Doğrusu ben, işini en iyi şekilde yapanların, "iyi vatandaş" olduklarını düşünüyorum. Bu anlamda Kardak kayalıklarına çekilen Yunan bayrağını görüntüleyip, kamuoyuna duyuran 2 gazeteci, mesleki açıdan çok iyi bir iş yaparak ülkelerine de yararlı olmuşlardır. Ancak bu görüntülemeden sonra helikopterin kayalıklara inmesiyle Uğur Cebeci'nin de kabul ettiği gibi gazetecilik çizgisi aşılmış, "vatandaşlık ruhu" ağır basan bir bayrak çekme töreniyle iş "gazetecilik"ten çıkmıştır.
Ne farketti? Farkeden şudur: Basın bir kez çizgiyi aşıp, "milli dava"nın tarafı olduğu zaman kullanılma tehlikesi başgösterir. Meslek ilkelerinden tavizler başlar. Çizgi bir türlü eski yerine oturtulamaz.

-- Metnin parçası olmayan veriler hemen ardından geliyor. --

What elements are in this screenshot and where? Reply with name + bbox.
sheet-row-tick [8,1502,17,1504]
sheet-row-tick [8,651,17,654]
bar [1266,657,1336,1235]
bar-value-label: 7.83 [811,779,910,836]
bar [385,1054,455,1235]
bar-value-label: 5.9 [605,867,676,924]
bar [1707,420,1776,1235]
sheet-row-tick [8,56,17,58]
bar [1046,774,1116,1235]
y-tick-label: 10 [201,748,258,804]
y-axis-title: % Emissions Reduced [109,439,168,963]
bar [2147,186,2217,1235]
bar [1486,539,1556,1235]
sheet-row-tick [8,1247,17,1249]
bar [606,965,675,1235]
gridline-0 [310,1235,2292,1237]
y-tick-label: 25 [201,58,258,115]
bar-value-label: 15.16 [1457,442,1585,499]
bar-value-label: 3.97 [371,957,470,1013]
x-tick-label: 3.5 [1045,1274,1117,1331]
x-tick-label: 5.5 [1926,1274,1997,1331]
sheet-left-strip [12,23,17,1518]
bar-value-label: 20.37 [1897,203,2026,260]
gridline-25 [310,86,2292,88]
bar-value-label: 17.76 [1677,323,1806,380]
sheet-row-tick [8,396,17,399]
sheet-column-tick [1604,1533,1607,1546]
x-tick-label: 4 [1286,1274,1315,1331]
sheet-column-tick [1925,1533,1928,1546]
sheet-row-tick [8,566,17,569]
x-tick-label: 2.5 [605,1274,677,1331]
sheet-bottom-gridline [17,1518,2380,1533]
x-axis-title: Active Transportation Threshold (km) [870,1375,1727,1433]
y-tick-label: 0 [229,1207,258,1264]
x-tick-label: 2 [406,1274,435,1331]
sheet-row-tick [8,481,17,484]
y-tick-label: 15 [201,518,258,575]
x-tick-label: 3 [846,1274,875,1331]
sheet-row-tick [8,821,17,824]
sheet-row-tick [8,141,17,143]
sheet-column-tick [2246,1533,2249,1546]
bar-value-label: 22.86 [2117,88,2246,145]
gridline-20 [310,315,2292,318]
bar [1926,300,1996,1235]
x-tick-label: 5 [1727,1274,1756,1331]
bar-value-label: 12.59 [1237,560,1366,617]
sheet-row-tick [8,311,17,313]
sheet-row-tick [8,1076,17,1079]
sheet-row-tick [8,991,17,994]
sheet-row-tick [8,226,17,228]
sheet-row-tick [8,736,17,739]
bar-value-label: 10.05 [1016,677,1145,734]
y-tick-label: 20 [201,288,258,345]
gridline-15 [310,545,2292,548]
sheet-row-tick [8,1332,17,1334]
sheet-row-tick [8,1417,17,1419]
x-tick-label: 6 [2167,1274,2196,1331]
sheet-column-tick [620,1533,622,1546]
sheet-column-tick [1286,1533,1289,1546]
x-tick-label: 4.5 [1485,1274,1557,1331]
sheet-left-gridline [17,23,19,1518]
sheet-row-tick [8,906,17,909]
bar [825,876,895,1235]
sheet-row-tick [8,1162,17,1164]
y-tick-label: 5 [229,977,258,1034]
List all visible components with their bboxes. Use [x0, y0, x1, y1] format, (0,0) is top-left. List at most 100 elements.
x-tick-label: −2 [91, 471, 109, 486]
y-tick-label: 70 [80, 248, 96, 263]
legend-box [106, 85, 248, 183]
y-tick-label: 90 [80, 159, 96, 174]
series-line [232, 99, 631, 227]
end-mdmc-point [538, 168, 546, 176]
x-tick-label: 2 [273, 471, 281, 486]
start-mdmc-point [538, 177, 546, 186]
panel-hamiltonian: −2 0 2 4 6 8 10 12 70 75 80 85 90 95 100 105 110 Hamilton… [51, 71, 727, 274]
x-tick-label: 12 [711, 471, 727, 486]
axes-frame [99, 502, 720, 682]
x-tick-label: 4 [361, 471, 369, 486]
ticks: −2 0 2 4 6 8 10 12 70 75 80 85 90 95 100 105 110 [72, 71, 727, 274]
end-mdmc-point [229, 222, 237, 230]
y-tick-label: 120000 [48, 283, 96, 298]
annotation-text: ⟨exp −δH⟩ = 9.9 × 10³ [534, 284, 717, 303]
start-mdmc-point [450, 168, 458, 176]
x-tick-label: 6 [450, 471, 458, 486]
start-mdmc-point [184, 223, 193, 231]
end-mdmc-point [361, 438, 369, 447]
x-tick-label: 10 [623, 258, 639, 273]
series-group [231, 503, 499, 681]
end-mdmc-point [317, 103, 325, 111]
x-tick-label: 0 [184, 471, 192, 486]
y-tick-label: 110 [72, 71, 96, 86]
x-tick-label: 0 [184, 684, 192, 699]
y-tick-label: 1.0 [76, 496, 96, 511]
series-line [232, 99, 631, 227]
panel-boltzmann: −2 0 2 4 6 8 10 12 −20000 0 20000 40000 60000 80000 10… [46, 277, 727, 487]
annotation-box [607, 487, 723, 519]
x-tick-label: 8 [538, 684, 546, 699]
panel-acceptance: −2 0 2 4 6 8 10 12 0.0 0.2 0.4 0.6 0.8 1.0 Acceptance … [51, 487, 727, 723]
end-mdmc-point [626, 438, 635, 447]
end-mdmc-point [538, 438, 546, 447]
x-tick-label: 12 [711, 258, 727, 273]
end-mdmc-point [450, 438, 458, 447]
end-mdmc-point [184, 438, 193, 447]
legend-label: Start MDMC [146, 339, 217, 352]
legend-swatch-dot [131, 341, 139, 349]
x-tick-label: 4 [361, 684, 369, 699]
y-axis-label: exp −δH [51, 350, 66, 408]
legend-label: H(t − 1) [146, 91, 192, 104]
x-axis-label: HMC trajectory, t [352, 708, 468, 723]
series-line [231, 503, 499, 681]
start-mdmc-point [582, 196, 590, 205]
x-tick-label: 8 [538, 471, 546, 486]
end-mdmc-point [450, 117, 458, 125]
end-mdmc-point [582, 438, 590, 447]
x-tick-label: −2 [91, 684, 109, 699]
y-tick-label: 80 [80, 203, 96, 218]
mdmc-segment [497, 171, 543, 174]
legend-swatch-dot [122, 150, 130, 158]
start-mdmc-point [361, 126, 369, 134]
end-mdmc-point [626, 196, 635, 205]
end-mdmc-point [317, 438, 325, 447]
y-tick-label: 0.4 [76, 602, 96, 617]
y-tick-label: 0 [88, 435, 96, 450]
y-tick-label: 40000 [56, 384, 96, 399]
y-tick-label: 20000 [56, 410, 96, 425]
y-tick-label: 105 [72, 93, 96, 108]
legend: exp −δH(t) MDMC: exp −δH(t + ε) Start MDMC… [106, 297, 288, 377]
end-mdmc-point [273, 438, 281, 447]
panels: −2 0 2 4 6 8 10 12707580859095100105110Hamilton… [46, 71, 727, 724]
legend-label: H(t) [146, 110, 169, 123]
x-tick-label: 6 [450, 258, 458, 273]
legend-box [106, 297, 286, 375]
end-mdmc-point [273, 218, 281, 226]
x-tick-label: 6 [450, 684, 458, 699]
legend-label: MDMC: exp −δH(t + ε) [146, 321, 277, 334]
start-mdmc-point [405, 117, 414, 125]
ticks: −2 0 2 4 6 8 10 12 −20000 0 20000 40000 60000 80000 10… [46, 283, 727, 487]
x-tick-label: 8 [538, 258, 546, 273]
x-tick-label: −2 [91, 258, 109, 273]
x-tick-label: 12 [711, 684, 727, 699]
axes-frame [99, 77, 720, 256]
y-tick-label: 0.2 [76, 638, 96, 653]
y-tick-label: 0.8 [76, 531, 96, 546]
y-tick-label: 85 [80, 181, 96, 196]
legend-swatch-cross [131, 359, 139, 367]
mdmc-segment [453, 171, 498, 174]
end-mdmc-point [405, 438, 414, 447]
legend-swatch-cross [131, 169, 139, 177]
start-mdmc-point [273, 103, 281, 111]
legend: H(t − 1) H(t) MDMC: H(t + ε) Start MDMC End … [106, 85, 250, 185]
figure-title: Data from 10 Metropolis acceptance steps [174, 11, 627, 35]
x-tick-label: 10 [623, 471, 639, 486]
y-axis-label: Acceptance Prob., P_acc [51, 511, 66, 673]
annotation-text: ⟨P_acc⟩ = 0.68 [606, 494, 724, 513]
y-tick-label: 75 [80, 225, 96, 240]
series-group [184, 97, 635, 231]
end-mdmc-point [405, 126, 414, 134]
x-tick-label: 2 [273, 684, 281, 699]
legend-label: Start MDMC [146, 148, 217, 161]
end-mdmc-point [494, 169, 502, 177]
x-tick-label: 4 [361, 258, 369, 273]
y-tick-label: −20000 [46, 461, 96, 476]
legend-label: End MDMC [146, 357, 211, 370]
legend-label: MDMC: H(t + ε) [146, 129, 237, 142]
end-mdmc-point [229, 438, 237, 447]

"Önce ülke çıkarı, sonra gazetecilik" dediğiniz anda, Alanya'da turistlere tecavüz davasını haber yapmakta zorlanırsınız. Çünkü Turizm Bakanlığı bu tür haberlerin ülke turizmini baltalayacağı görüşündedir. Vatandaşlığınızla, gazeteciliğiniz arasında sıkışır kalırsınız. Metin Göktepe'nin işkencede öldürüldüğü haberini vermek de zordur. Çünkü bu kez de içişleri Bakanlığı bu haberin polisin ve dolayısıyla ülkenin itibarına gölge düşüreceği kanısındadır. "Hangi haber ülke çıkarına, hangisi değil" hesabına girdiniz mi onun adı "resmi gazetecilik" olur, inandırıcılığınızı kaybedersiniz.
ideal çözüm, kuvvetler ayrılığı ilkesini korumaktır:
Hükümet basının, ordu hükümetin, basın ordunun işine karışmayacak ve herkes kendi işini en iyi şekilde yapmaya çalışacak.